Adam Kirsch Talks About Arthur Miller


R.E. Prindle


     For whatever reason Adam Kirsch of Tablet Ezine chose to write a very long discussion of Arthur Miller.  Although one of the least talented writers ever, Arthur Miller enjoys an enormous reputation.  Kirsh titles his essay:  Disconcerting Wipeout: How Marrying Marilyn Monroe Ruined Arthur Miller’s Genius.

     I maintain that Miller had no genius.  His entire reputation rests on a mediocre play.   Death Of A Salesman.  I was in neither the right place or time to see the play for its 1949 debut.  I could swear I saw a 1954 TV version.  I can even see myself sitting on the davenport.  But according to the internet the first TV production was 1966.  In any event Lee J. Cobb recapitulated his stage role.  The content of the play made no impression on me.  I remember only one scene where a sullen, vicious looking Cobb sat in his kitchen while his two dorky sons hovered around him.  I kept thinking, why is this guy so angry.

     Since then however I did a study on Miller a few years ago in which I read the play two or three times although I didn’t see it.  Kirsch mentions Miller’s earlier play All My Sons as worthwhile but I found it too amateurish for words.  Miller’s only other actual claim to fame is his play The Crucible.  That received a very mixed reception at the time.  Excise Salesman from Miller’s corpus and you’ve got nothing left to base a reputation on.

     At the time Miller married Monroe he was already intellectually bankrupt.  He’d played his hand.  Kirsch does a good enough job on Miller’s bio so I only wish to say a few words on the origins of Salesman.  Regardless of what Miller says he was very involved with Communism.  He accepted much largesse from the Party.    The Party also made sure his plays were produced.  One movie and one play are the inspiration for Salesman.

     The movie  is Fritz Lang’s The Testament Of Dr. Mabuse.  This movie made a tremendous impression on Miller as, indeed, it has on me.  The movie was made in two versions in 1932, one in German and one in French.  These are two distinct films with both different and overlapping casts.  Goebbels outlawed the German version because of its subversity, although probably the movie actually represents what was going on at the time.  The French version was smuggled out of Germany and then in 1943 smuggled out of France into the US.  Miller saw it at that time and was knocked off his feet.  He got the coded message.  If he wasn’t already he became subversive.  I also saw the French version first and reacted as had Miller.  Interestingly our memories distorted the picture, falsifying it in almost the same way.

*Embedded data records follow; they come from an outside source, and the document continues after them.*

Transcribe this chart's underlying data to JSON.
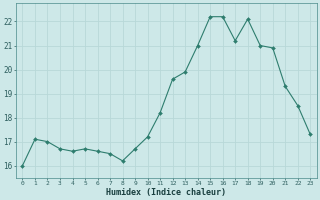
{
  "x": [
    0,
    1,
    2,
    3,
    4,
    5,
    6,
    7,
    8,
    9,
    10,
    11,
    12,
    13,
    14,
    15,
    16,
    17,
    18,
    19,
    20,
    21,
    22,
    23
  ],
  "y": [
    16.0,
    17.1,
    17.0,
    16.7,
    16.6,
    16.7,
    16.6,
    16.5,
    16.2,
    16.7,
    17.2,
    18.2,
    19.6,
    19.9,
    21.0,
    22.2,
    22.2,
    21.2,
    22.1,
    21.0,
    20.9,
    19.3,
    18.5,
    17.3
  ],
  "line_color": "#2e7d6e",
  "marker": "D",
  "marker_size": 2.0,
  "bg_color": "#cde8e8",
  "grid_color_major": "#b8d8d8",
  "grid_color_minor": "#d4ecec",
  "xlabel": "Humidex (Indice chaleur)",
  "xlim": [
    -0.5,
    23.5
  ],
  "ylim": [
    15.5,
    22.75
  ],
  "yticks": [
    16,
    17,
    18,
    19,
    20,
    21,
    22
  ],
  "xticks": [
    0,
    1,
    2,
    3,
    4,
    5,
    6,
    7,
    8,
    9,
    10,
    11,
    12,
    13,
    14,
    15,
    16,
    17,
    18,
    19,
    20,
    21,
    22,
    23
  ]
}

     Miller also saw either an edited version of the German film sometime around 1950 and possibly the reconstituted German film before he wrote his autobiography ‘Timebends.’  Tells the whole story.  This was an important film for him.  His memory collated the two movies replacing the French actors of 1943 with the German actors.  He still misinterpreted the film.  At any rate he stumbled out of the theatre as though he had been present at the second coming.

     Mabuse, a great film, forms the first component of Salesman.  The second is the play by Eugene O’Neill:  The Iceman  Cometh.  Miller was present at one of the first performances.  Unlike critics and audience Miller immediately recognized the play as a work of genius which it is.  Most of O’Neill is scarcely worth watching but Iceman is a stunning achievement.  Here is Willie Loman presented whole and entire in the lead character Hicky Hickman.  I”m sure that Salesman presented itself to Miller in its entirety on the spot.  At any rate he soon went to work on the play.  Salesman cannot hold a candle to The Iceman Cometh yet the former is lauded while the latter is seldom mentioned.  Miller is a midget to O’ Neill’s giant.  Such is the way of the world.

     The Testament Of Dr. Mabuse is available on DVD as a single unit with the French version on one side and the German on the other.  The Iceman Cometh is available on DVD also.  I recommend the Lee Marvin production.  Very powerful, superbly done.  Marvin captures the essence of the character better than anyone else.  I usually watch both films at least once a year.

      A word of warning:  If you’re a Walt Disney type movie lover I would recommend Snow White And The Seven Dwarfs instead.